Self-love is naturally supposed to feed our ego, but too much looks more and more like bloat and indigestion. Too much of anything is unhealthy. We've at least come to understand that even with other things in our lives. But don't get me wrong, the act of loving yourself is a beautiful and powerful thing. For someone to love themselves and care about what happens to their emotional, mental, physical, and spiritual well-being has its merits, but some take it too far. In church, my Bishop spoke on how too much of what society calls "self love" can be borderline idolatry. We were never meant to love ourselves more than we love God. We are called to love ourselves as God loves us, not because we don't deserve more than that, but because when we value and find worth in who God has created us to be, and that helps us to follow Jesus' example and command to love one another.
We can't share love if we have none within us to give.
The idea that we can't pour from an empty cup applies, because that emptiness is not beneficial for anyone. I believe that the main people who need a healthy dose of self-love are the ones who have never been shown enough love to begin with. Growing up without being shown that you are cared for and that someone loves you, unconditionally, wrecks havoc with your self-esteem and self-confidence.
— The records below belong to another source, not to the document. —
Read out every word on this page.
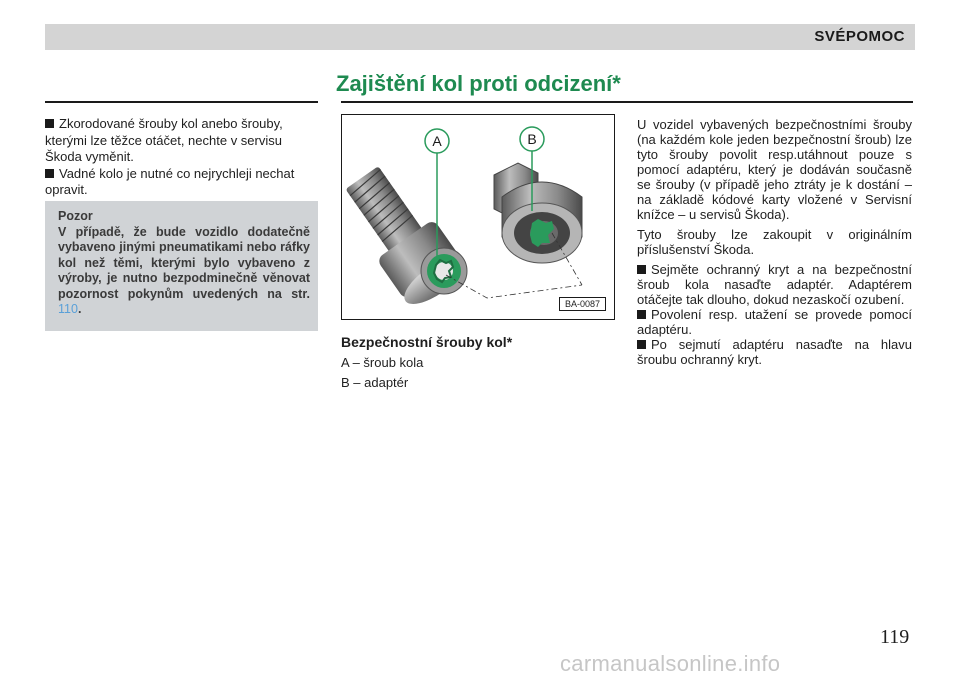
SVÉPOMOC
Zajištění kol proti odcizení*

Zkorodované šrouby kol anebo šrouby, kterými lze těžce otáčet, nechte v servisu Škoda vyměnit.

Vadné kolo je nutné co nejrychleji nechat opravit.

Pozor
V případě, že bude vozidlo dodatečně vybaveno jinými pneumatikami nebo ráfky kol než těmi, kterými bylo vybaveno z výroby, je nutno bezpodminečně věnovat pozornost pokynům uvedených na str. 110.
A	B
BA-0087
Bezpečnostní šrouby kol*

A – šroub kola

B – adaptér

U vozidel vybavených bezpečnostními šrouby (na každém kole jeden bezpečnostní šroub) lze tyto šrouby povolit resp.utáhnout pouze s pomocí adaptéru, který je dodáván současně se šrouby (v případě jeho ztráty je k dostání – na základě kódové karty vložené v Servisní knížce – u servisů Škoda).

Tyto šrouby lze zakoupit v originálním příslušenství Škoda.

Sejměte ochranný kryt a na bezpečnostní šroub kola nasaďte adaptér. Adaptérem otáčejte tak dlouho, dokud nezaskočí ozubení.

Povolení resp. utažení se provede pomocí adaptéru.

Po sejmutí adaptéru nasaďte na hlavu šroubu ochranný kryt.

119
carmanualsonline.info
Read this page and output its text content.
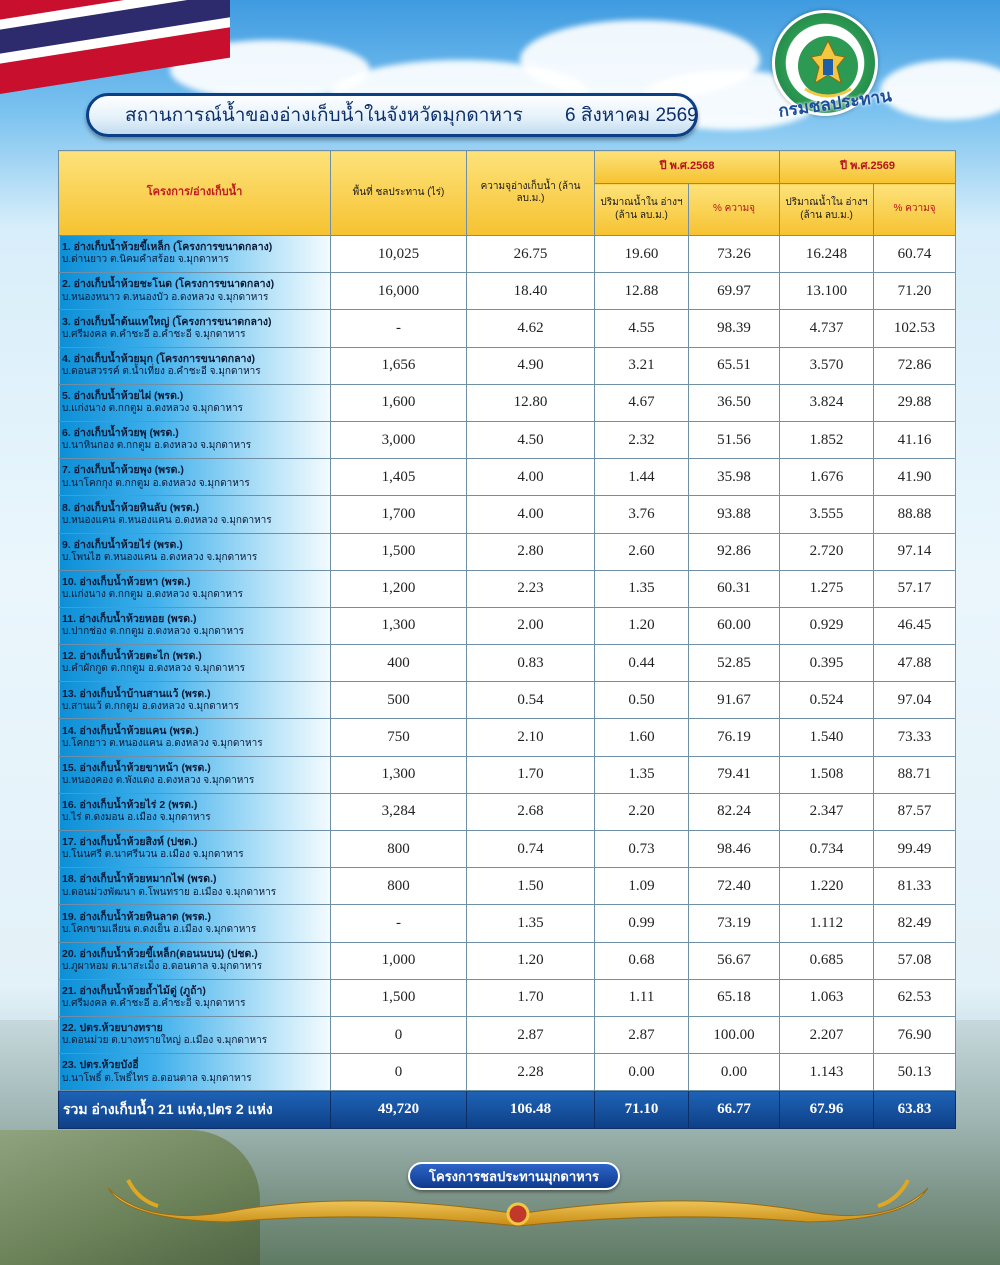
กรมชลประทาน
สถานการณ์น้ำของอ่างเก็บน้ำในจังหวัดมุกดาหาร
6 สิงหาคม 2569
โครงการ/อ่างเก็บน้ำ	พื้นที่ ชลประทาน (ไร่)	ความจุอ่างเก็บน้ำ (ล้าน ลบ.ม.)	ปี พ.ศ.2568		ปี พ.ศ.2569	
			ปริมาณน้ำใน อ่างฯ (ล้าน ลบ.ม.)	% ความจุ	ปริมาณน้ำใน อ่างฯ (ล้าน ลบ.ม.)	% ความจุ

1. อ่างเก็บน้ำห้วยขี้เหล็ก (โครงการขนาดกลาง)
บ.ด่านยาว ต.นิคมคำสร้อย จ.มุกดาหาร	10,025	26.75	19.60	73.26	16.248	60.74

2. อ่างเก็บน้ำห้วยชะโนด (โครงการขนาดกลาง)
บ.หนองหนาว ต.หนองบัว อ.ดงหลวง จ.มุกดาหาร	16,000	18.40	12.88	69.97	13.100	71.20

3. อ่างเก็บน้ำต้นแทใหญ่ (โครงการขนาดกลาง)
บ.ศรีมงคล ต.คำชะอี อ.คำชะอี จ.มุกดาหาร	-	4.62	4.55	98.39	4.737	102.53

4. อ่างเก็บน้ำห้วยมุก (โครงการขนาดกลาง)
บ.ดอนสวรรค์ ต.น้ำเที่ยง อ.คำชะอี จ.มุกดาหาร	1,656	4.90	3.21	65.51	3.570	72.86

5. อ่างเก็บน้ำห้วยไผ่ (พรด.)
บ.แก่งนาง ต.กกตูม อ.ดงหลวง จ.มุกดาหาร	1,600	12.80	4.67	36.50	3.824	29.88

6. อ่างเก็บน้ำห้วยพุ (พรด.)
บ.นาหินกอง ต.กกตูม อ.ดงหลวง จ.มุกดาหาร	3,000	4.50	2.32	51.56	1.852	41.16

7. อ่างเก็บน้ำห้วยพุง (พรด.)
บ.นาโคกกุง ต.กกตูม อ.ดงหลวง จ.มุกดาหาร	1,405	4.00	1.44	35.98	1.676	41.90

8. อ่างเก็บน้ำห้วยหินลับ (พรด.)
บ.หนองแคน ต.หนองแคน อ.ดงหลวง จ.มุกดาหาร	1,700	4.00	3.76	93.88	3.555	88.88

9. อ่างเก็บน้ำห้วยไร่ (พรด.)
บ.โพนไฮ ต.หนองแคน อ.ดงหลวง จ.มุกดาหาร	1,500	2.80	2.60	92.86	2.720	97.14

10. อ่างเก็บน้ำห้วยหา (พรด.)
บ.แก่งนาง ต.กกตูม อ.ดงหลวง จ.มุกดาหาร	1,200	2.23	1.35	60.31	1.275	57.17

11. อ่างเก็บน้ำห้วยหอย (พรด.)
บ.ปากช่อง ต.กกตูม อ.ดงหลวง จ.มุกดาหาร	1,300	2.00	1.20	60.00	0.929	46.45

12. อ่างเก็บน้ำห้วยตะไก (พรด.)
บ.คำผักกูด ต.กกตูม อ.ดงหลวง จ.มุกดาหาร	400	0.83	0.44	52.85	0.395	47.88

13. อ่างเก็บน้ำบ้านสานแว้ (พรด.)
บ.สานแว้ ต.กกตูม อ.ดงหลวง จ.มุกดาหาร	500	0.54	0.50	91.67	0.524	97.04

14. อ่างเก็บน้ำห้วยแคน (พรด.)
บ.โคกยาว ต.หนองแคน อ.ดงหลวง จ.มุกดาหาร	750	2.10	1.60	76.19	1.540	73.33

15. อ่างเก็บน้ำห้วยขาหน้า (พรด.)
บ.หนองคอง ต.พังแดง อ.ดงหลวง จ.มุกดาหาร	1,300	1.70	1.35	79.41	1.508	88.71

16. อ่างเก็บน้ำห้วยไร่ 2 (พรด.)
บ.ไร่ ต.ดงมอน อ.เมือง จ.มุกดาหาร	3,284	2.68	2.20	82.24	2.347	87.57

17. อ่างเก็บน้ำห้วยสิงห์ (ปชด.)
บ.โนนศรี ต.นาศรีนวน อ.เมือง จ.มุกดาหาร	800	0.74	0.73	98.46	0.734	99.49

18. อ่างเก็บน้ำห้วยหมากไฟ (พรด.)
บ.ดอนม่วงพัฒนา ต.โพนทราย อ.เมือง จ.มุกดาหาร	800	1.50	1.09	72.40	1.220	81.33

19. อ่างเก็บน้ำห้วยหินลาด (พรด.)
บ.โคกขามเลียน ต.ดงเย็น อ.เมือง จ.มุกดาหาร	-	1.35	0.99	73.19	1.112	82.49

20. อ่างเก็บน้ำห้วยขี้เหล็ก(ดอนนบน) (ปชด.)
บ.ภูผาหอม ต.นาสะเม็ง อ.ดอนตาล จ.มุกดาหาร	1,000	1.20	0.68	56.67	0.685	57.08

21. อ่างเก็บน้ำห้วยถ้ำไม้ดู่ (ภูถ้า)
บ.ศรีมงคล ต.คำชะอี อ.คำชะอี จ.มุกดาหาร	1,500	1.70	1.11	65.18	1.063	62.53

22. ปตร.ห้วยบางทราย
บ.ดอนม่วย ต.บางทรายใหญ่ อ.เมือง จ.มุกดาหาร	0	2.87	2.87	100.00	2.207	76.90

23. ปตร.ห้วยบังอี่
บ.นาโพธิ์ ต.โพธิ์ไทร อ.ดอนตาล จ.มุกดาหาร	0	2.28	0.00	0.00	1.143	50.13
รวม อ่างเก็บน้ำ 21 แห่ง,ปตร 2 แห่ง	49,720	106.48	71.10	66.77	67.96	63.83
โครงการชลประทานมุกดาหาร
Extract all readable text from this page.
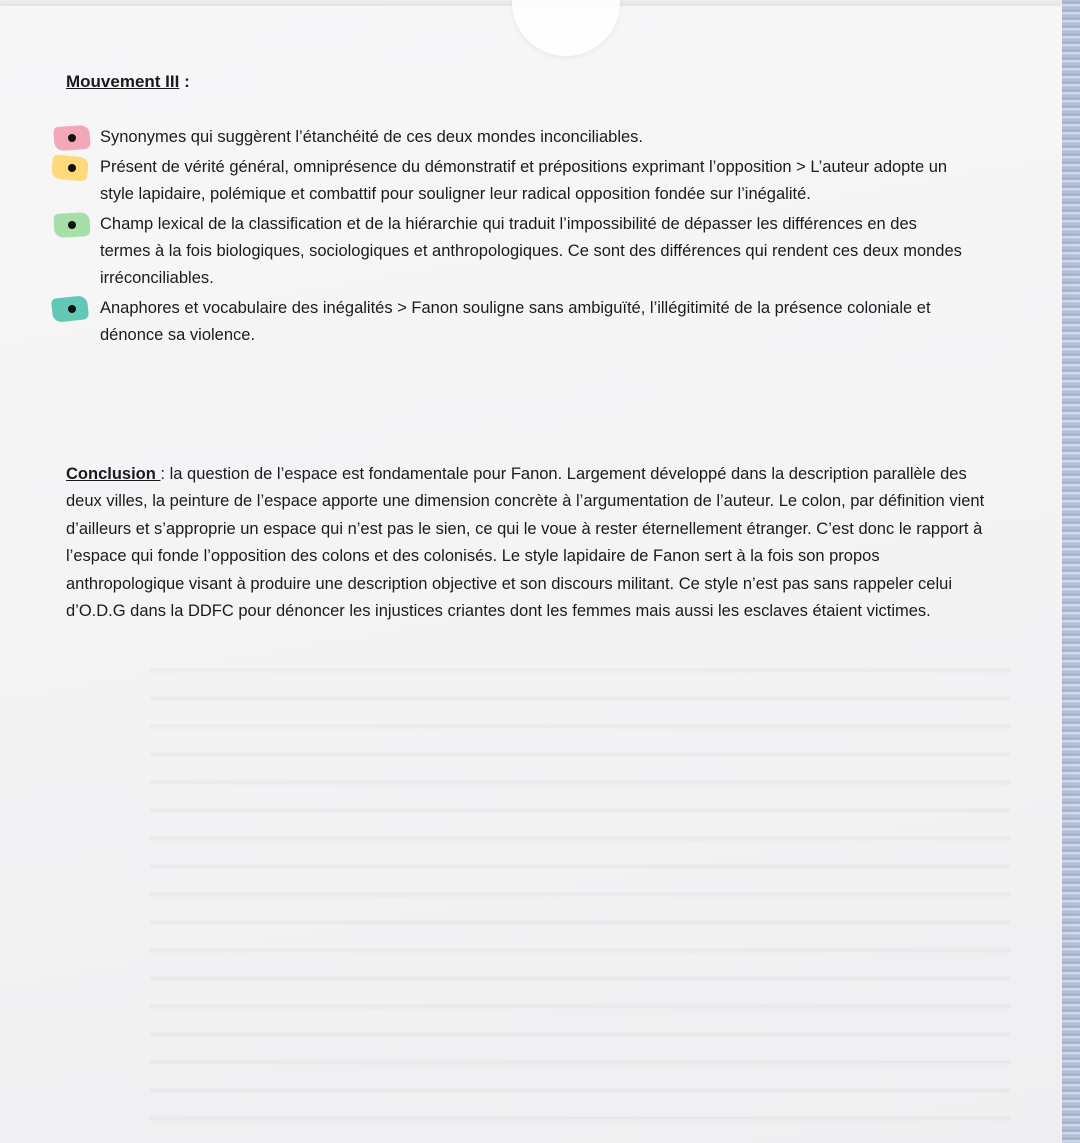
Mouvement III :
Synonymes qui suggèrent l’étanchéité de ces deux mondes inconciliables.
Présent de vérité général, omniprésence du démonstratif et prépositions exprimant l’opposition > L’auteur adopte un style lapidaire, polémique et combattif pour souligner leur radical opposition fondée sur l’inégalité.
Champ lexical de la classification et de la hiérarchie qui traduit l’impossibilité de dépasser les différences en des termes à la fois biologiques, sociologiques et anthropologiques. Ce sont des différences qui rendent ces deux mondes irréconciliables.
Anaphores et vocabulaire des inégalités > Fanon souligne sans ambiguïté, l’illégitimité de la présence coloniale et dénonce sa violence.

Conclusion : la question de l’espace est fondamentale pour Fanon. Largement développé dans la description parallèle des deux villes, la peinture de l’espace apporte une dimension concrète à l’argumentation de l’auteur. Le colon, par définition vient d’ailleurs et s’approprie un espace qui n’est pas le sien, ce qui le voue à rester éternellement étranger. C’est donc le rapport à l’espace qui fonde l’opposition des colons et des colonisés. Le style lapidaire de Fanon sert à la fois son propos anthropologique visant à produire une description objective et son discours militant. Ce style n’est pas sans rappeler celui d’O.D.G dans la DDFC pour dénoncer les injustices criantes dont les femmes mais aussi les esclaves étaient victimes.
You spend a lot of time trying to either rebuild that, because it's almost impossible to be who God has called you to be if you don't even know why He has called you in the first place.
Starting life with a love deficit looks like treating a child as though they aren't worthy of your love or care. As a child, you need to be defined and built up so that you can face the world in the best possible way. I still don't understand why someone would show such harshness and abandonment to a child when they know that the very moment they step into the real world beyond the four walls of their home, they will face even more harshness and hatred. While there are so many factors involved...I question people's decision not to be their child's best hope...
Why not prepare them properly instead of spending so much time showing them that they are not wanted or their existence on this earth isn't welcomed?
Childhood trauma and other examples such as bad past relationships are common areas where self-love gets left out of the picture. When no time is taken to care for yourself beyond taking a hot shower and changing your clothes regularly, it's easy to get lost in someone else's priorities.
I believe it was Oprah who reflected on how our upbringing can lead us to become "people pleasers", and compel us to put others' needs before our own. It then becomes unhealthy and lead to a decline in other areas of our lives. When we are not our best selves it is hard to give the best of us to others.
Self Love - having a high regard of one's own well-being and happiness; taking care of your own needs without sacrificing yourself to please others.
Those who are coming from a love deficit need a healthy dose of self-love, but those who have already learned how to be self-loving run the risk of turning what's called "self-love" into pride. Pride is what causes one to fall from grace. It implies that yourself is has a greater importance than anything else. It's important to love yourself because God loves you, but don't exalt yourself above God in a way where you think that you are better than anyone else.